In Dietzenbach, Hesse, around 50 people are said to have ambushed and thrown stones at an ambush. The emergency services were called to a fire in Dietzenbach in the Offenbach district at night, where an excavator and garbage cans had apparently been set on fire, the police said. The officers and the firefighters were then thrown at stones. "We assume that the fires were only set up to attract the emergency services," said a spokesman. 

The police then requested further assistance and also a police helicopter. She is assuming a prepared action, since the group of attackers had laid out piles of stones. The argument lasted about two hours. According to the police, three men were temporarily arrested. Two of them had disrupted the operation and had not followed orders, the third was a presumed stone thrower. To the best of our knowledge, no one was injured. Several emergency vehicles were damaged. The police initially estimated the property damage to be at least 150,000 euros.
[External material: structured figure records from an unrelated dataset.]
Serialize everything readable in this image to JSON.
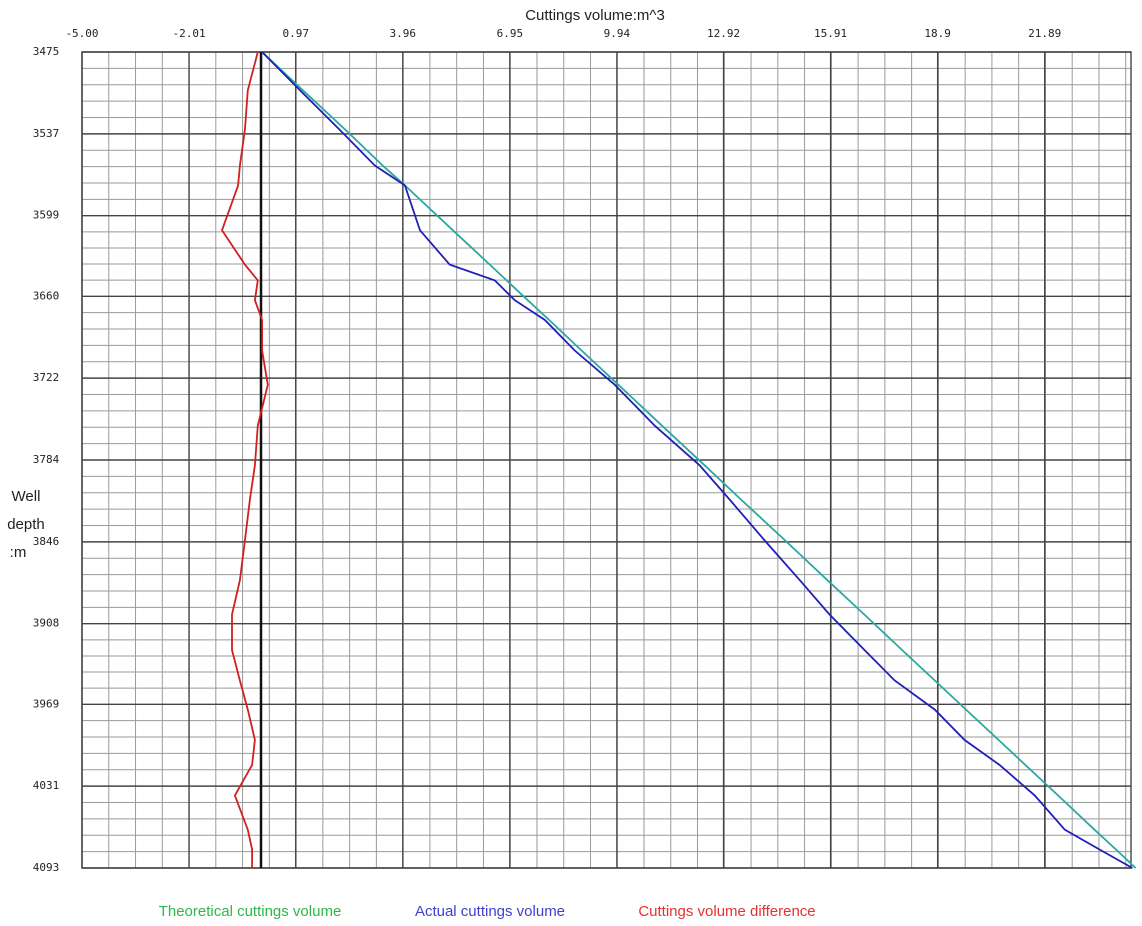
{
  "chart_data": {
    "type": "line",
    "title": "Cuttings volume:m^3",
    "y_label": [
      "Well",
      "depth",
      ":m"
    ],
    "y": [
      3475,
      3504,
      3534,
      3561,
      3576,
      3610,
      3636,
      3648,
      3663,
      3678,
      3701,
      3727,
      3758,
      3788,
      3814,
      3845,
      3875,
      3901,
      3928,
      3951,
      3973,
      3996,
      4015,
      4038,
      4064,
      4079,
      4093
    ],
    "series": [
      {
        "name": "Theoretical cuttings volume",
        "color": "#2aa8a0",
        "legend_color": "#2db84a",
        "values": [
          0.03,
          1.17,
          2.36,
          3.4,
          4.02,
          5.36,
          6.39,
          6.86,
          7.45,
          8.05,
          8.95,
          9.98,
          11.2,
          12.39,
          13.41,
          14.64,
          15.82,
          16.85,
          17.91,
          18.82,
          19.69,
          20.6,
          21.35,
          22.26,
          23.28,
          23.88,
          24.43
        ]
      },
      {
        "name": "Actual cuttings volume",
        "color": "#2020b8",
        "legend_color": "#4040d0",
        "values": [
          0.03,
          1.09,
          2.2,
          3.18,
          4.02,
          4.44,
          5.27,
          6.53,
          7.09,
          7.93,
          8.76,
          9.88,
          11.0,
          12.25,
          13.09,
          14.07,
          15.05,
          15.88,
          16.86,
          17.7,
          18.82,
          19.65,
          20.63,
          21.61,
          22.45,
          23.42,
          24.34
        ]
      },
      {
        "name": "Cuttings volume difference",
        "color": "#d02020",
        "legend_color": "#e83030",
        "values": [
          -0.09,
          -0.37,
          -0.45,
          -0.59,
          -0.64,
          -1.09,
          -0.45,
          -0.09,
          -0.17,
          0.03,
          0.03,
          0.19,
          -0.09,
          -0.17,
          -0.31,
          -0.45,
          -0.59,
          -0.81,
          -0.81,
          -0.59,
          -0.37,
          -0.17,
          -0.25,
          -0.73,
          -0.37,
          -0.25,
          -0.25
        ]
      }
    ],
    "xlim": [
      -5,
      24.3
    ],
    "xticks": [
      {
        "value": -5,
        "label": "-5.00"
      },
      -2.01,
      0.97,
      3.96,
      6.95,
      9.94,
      12.92,
      15.91,
      18.9,
      21.89
    ],
    "ylim": [
      3475,
      4093
    ],
    "yticks": [
      3475,
      3537,
      3599,
      3660,
      3722,
      3784,
      3846,
      3908,
      3969,
      4031,
      4093
    ],
    "y_inverted": true,
    "grid": true
  }
}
Hesse's Interior Minister Peter Beuth (CDU) also spoke of an ambush , according to the Frankfurter Allgemeine Zeitung . "A dozen emergency vehicles were damaged, so it is a miracle that no helper was injured," he said. "Obviously, around 50 violent criminals ambushed our forces last night." He strongly condemned the attacks and spoke of an "underhanded act". The perpetrators should have been severely punished: "Whoever attacks emergency services belongs in prison." The police presence in Dietzenbach is now increased. It cannot be ruled out that there are connections to recent crimes. However, the background is still unclear.

According to the police union, ambushes against emergency services are not an isolated case. "We have been watching this for a long time," said the state chairman of the police union in Hesse, Andreas Grün. However, it is not common for a group of around 50 people to attack officials.   

"Such excesses can no longer be tolerated"

"This is far more than just a riot. Here, emergency services are deliberately put at risk or even injured. Such excesses can no longer be tolerated," said Heini Schmitt, state chairman of the civil service association and tariff union (dbb) Hessen. Such events would have to be followed up and punished by the judiciary in order to have a deterrent effect.

The incident in Dietzenbach was the second serious attack on emergency services within a week. Last Sunday, a man in Frankfurt dropped a 20 kg flower bucket from the Eiserner Steg onto a policewoman who just missed her. "For us, this act was clearly an attempt to inflict serious injuries on the colleague or to kill her," said Schmitt.

According to hessenschau.de, the Spessart settlement is a social hotspot. Recently, police officers searched over 200 bicycles and other high-quality items when they searched the basement of the high-rise complex. The alleged stolen goods were carried away by the police in four truckloads. According to the report, it is part of the investigation whether there is any connection with the later attack.

Violence against police officers is increasing

The Federal Criminal Police Office (BKA) had only reported on Thursday about a new increase in violence against police officers in Germany. According to the federal situation report on violence against police officers, 36,126 cases were registered last year. That was around 3,000 cases or 8.6 percent more than in 2018. For example, emergency personnel are thrown at with firecrackers or attacked with iron bars. The number of police officers who were victims of attacks also increased. In 2019 there were 69,466 officials. Compared to 2018 (65,896 victims), an increase of 5.4 percent was registered.

In Hesse, police officers, firefighters and paramedics are increasingly exposed to physical violence. From a purely statistical point of view, there were five to six attacks on police officers per day in 2019 alone. A total of 2,052 such acts of violence were recorded, as can be seen from the Hessian Ministry of the Interior's response to a state parliament request from the AfD MPs Dirk Gaw and Klaus Herrmann in April.